Today is the one year anniversary of the hurricane that devastated New Orleans, southern Mississippi, and other parts of the Gulf Coast. I heard on the news this morning that 70,000 New Orleans residents have set up permanent residence in my north Texas area. I can’t imagine what a traumatic experience all this upheaval has been for them. I’ve been to New Orleans myself many times (since it’s only an 8 hour drive away) and have returned twice since Katrina hit there. The devastation—even a year later—was incredible. Many ninth ward neighborhoods are still a stroganoff of houses, cars, trees, and debris. People’s HOMES. And the city itself is still operating at half capacity. A vibrant, fun-loving city like New Orleans brought to its knees—it’s ankles, even. So sad. How do we share these experiences with children?
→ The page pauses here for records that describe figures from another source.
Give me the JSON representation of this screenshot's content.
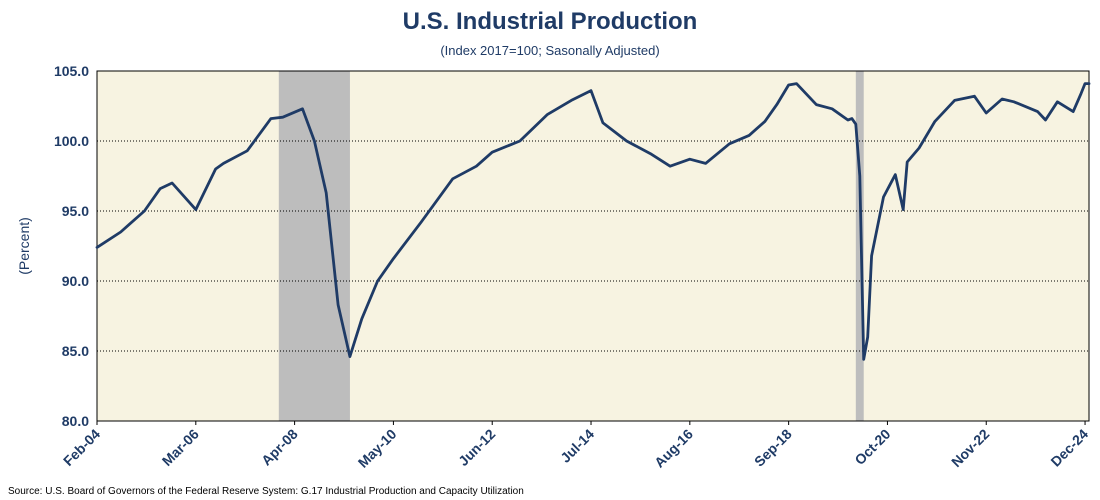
{
  "chart_data": {
    "type": "line",
    "title": "U.S. Industrial Production",
    "subtitle": "(Index 2017=100; Sasonally Adjusted)",
    "xlabel": "",
    "ylabel": "(Percent)",
    "ylim": [
      80,
      105
    ],
    "y_ticks": [
      "80.0",
      "85.0",
      "90.0",
      "95.0",
      "100.0",
      "105.0"
    ],
    "x_ticks": [
      {
        "label": "Feb-04",
        "date": "2004-02"
      },
      {
        "label": "Mar-06",
        "date": "2006-03"
      },
      {
        "label": "Apr-08",
        "date": "2008-04"
      },
      {
        "label": "May-10",
        "date": "2010-05"
      },
      {
        "label": "Jun-12",
        "date": "2012-06"
      },
      {
        "label": "Jul-14",
        "date": "2014-07"
      },
      {
        "label": "Aug-16",
        "date": "2016-08"
      },
      {
        "label": "Sep-18",
        "date": "2018-09"
      },
      {
        "label": "Oct-20",
        "date": "2020-10"
      },
      {
        "label": "Nov-22",
        "date": "2022-11"
      },
      {
        "label": "Dec-24",
        "date": "2024-12"
      }
    ],
    "grid": "horizontal-dotted",
    "recessions": [
      {
        "start": "2007-12",
        "end": "2009-06"
      },
      {
        "start": "2020-02",
        "end": "2020-04"
      }
    ],
    "colors": {
      "line": "#1f3b66",
      "plot_background": "#f7f3e1",
      "recession": "#bdbdbd",
      "text": "#1f3b66"
    },
    "x": [
      "2004-02",
      "2004-08",
      "2005-02",
      "2005-06",
      "2005-09",
      "2006-03",
      "2006-08",
      "2006-10",
      "2007-04",
      "2007-10",
      "2008-01",
      "2008-06",
      "2008-09",
      "2008-12",
      "2009-03",
      "2009-06",
      "2009-09",
      "2010-01",
      "2010-05",
      "2010-12",
      "2011-08",
      "2012-02",
      "2012-06",
      "2013-01",
      "2013-08",
      "2014-02",
      "2014-07",
      "2014-10",
      "2015-04",
      "2015-10",
      "2016-03",
      "2016-08",
      "2016-12",
      "2017-06",
      "2017-11",
      "2018-03",
      "2018-06",
      "2018-09",
      "2018-11",
      "2019-04",
      "2019-08",
      "2019-12",
      "2020-01",
      "2020-02",
      "2020-03",
      "2020-04",
      "2020-05",
      "2020-06",
      "2020-09",
      "2020-12",
      "2021-02",
      "2021-03",
      "2021-06",
      "2021-10",
      "2022-03",
      "2022-08",
      "2022-11",
      "2023-03",
      "2023-06",
      "2023-12",
      "2024-02",
      "2024-05",
      "2024-09",
      "2024-11",
      "2024-12",
      "2025-01"
    ],
    "series": [
      {
        "values": [
          92.4,
          93.5,
          95.0,
          96.6,
          97.0,
          95.1,
          98.0,
          98.4,
          99.3,
          101.6,
          101.7,
          102.3,
          100.0,
          96.3,
          88.3,
          84.6,
          87.3,
          90.0,
          91.6,
          94.2,
          97.3,
          98.2,
          99.2,
          100.0,
          101.9,
          102.9,
          103.6,
          101.3,
          100.0,
          99.1,
          98.2,
          98.7,
          98.4,
          99.8,
          100.4,
          101.4,
          102.6,
          104.0,
          104.1,
          102.6,
          102.3,
          101.5,
          101.6,
          101.2,
          97.5,
          84.4,
          86.0,
          91.8,
          96.0,
          97.6,
          95.1,
          98.5,
          99.5,
          101.4,
          102.9,
          103.2,
          102.0,
          103.0,
          102.8,
          102.1,
          101.5,
          102.8,
          102.1,
          103.4,
          104.1,
          104.1
        ]
      }
    ]
  },
  "source": "Source: U.S. Board of Governors of the Federal Reserve System: G.17 Industrial Production and Capacity Utilization"
}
How do we capture what we are all feeling? One poem by Janet Wong comes pretty close to conveying the differing emotions and perspectives that have bubbled to the surface. Janet was kind enough to write this as a poem for my book, POETRY ALOUD HERE! SHARING POETRY WITH CHILDREN IN THE LIBRARY (ALA, 2006) and it’s featured there alongside a moving and inspiring essay that she wrote. Meanwhile, as a tribute to the children of Katrina, here is the poem itself.

Coin Drive
by Janet S. Wong

There’s a coin drive going on at our school
for children hurt by the hurricane.
Teacher says, “Handful of dimes is fine.
But only give if you want to share.”

Momma says, “Those people should have known.
Should have done more than they did to get out.”
Poppa says, “Look how those people stole.
Criminals. Animals, them. Their kind.”

I saw the pictures, too, myself.

People with nothing, no cars, for sure.
Swollen old ladies could barely walk.
Crazy boys with stolen guns,
but also daddies grabbing bread.

I saw the pictures, too, myself.

So many bodies floating, dead.
Waiting, water creeping up,
up past neck, past mouth, past eyes.
How long did they wait for help?

I feel proud for the fifty cents
I put today in the coin drive jar.
I feel proud that I can say:
I saw the pictures for myself.

This poem and a few others are featured on Janet’s excellent web site:

Other books of poetry by Janet Wong:
Behind the Wheel: Poems about Driving
Good Luck Gold and Other Poems
Knock on Wood: Poems about Superstitions
Minn and Jake
Night Garden: Poems from the World of Dreams
The Rainbow Hand: Poems about Mothers and Children
A Suitcase of Seaweed, and Other Poems


Anonymous said...

I don't know about anybody else, but this poem makes me cry. Ms. Wong captures perfectly the things a child can see that the rest of us ignore while we look at the forest instead of the trees.

Unknown said...

This poem is amazing. And I agree, I promise you I almost cried. I'm from Baton Rouge, La, and that's where I grew up. Hurrican Katrina was devistating, and was horrible.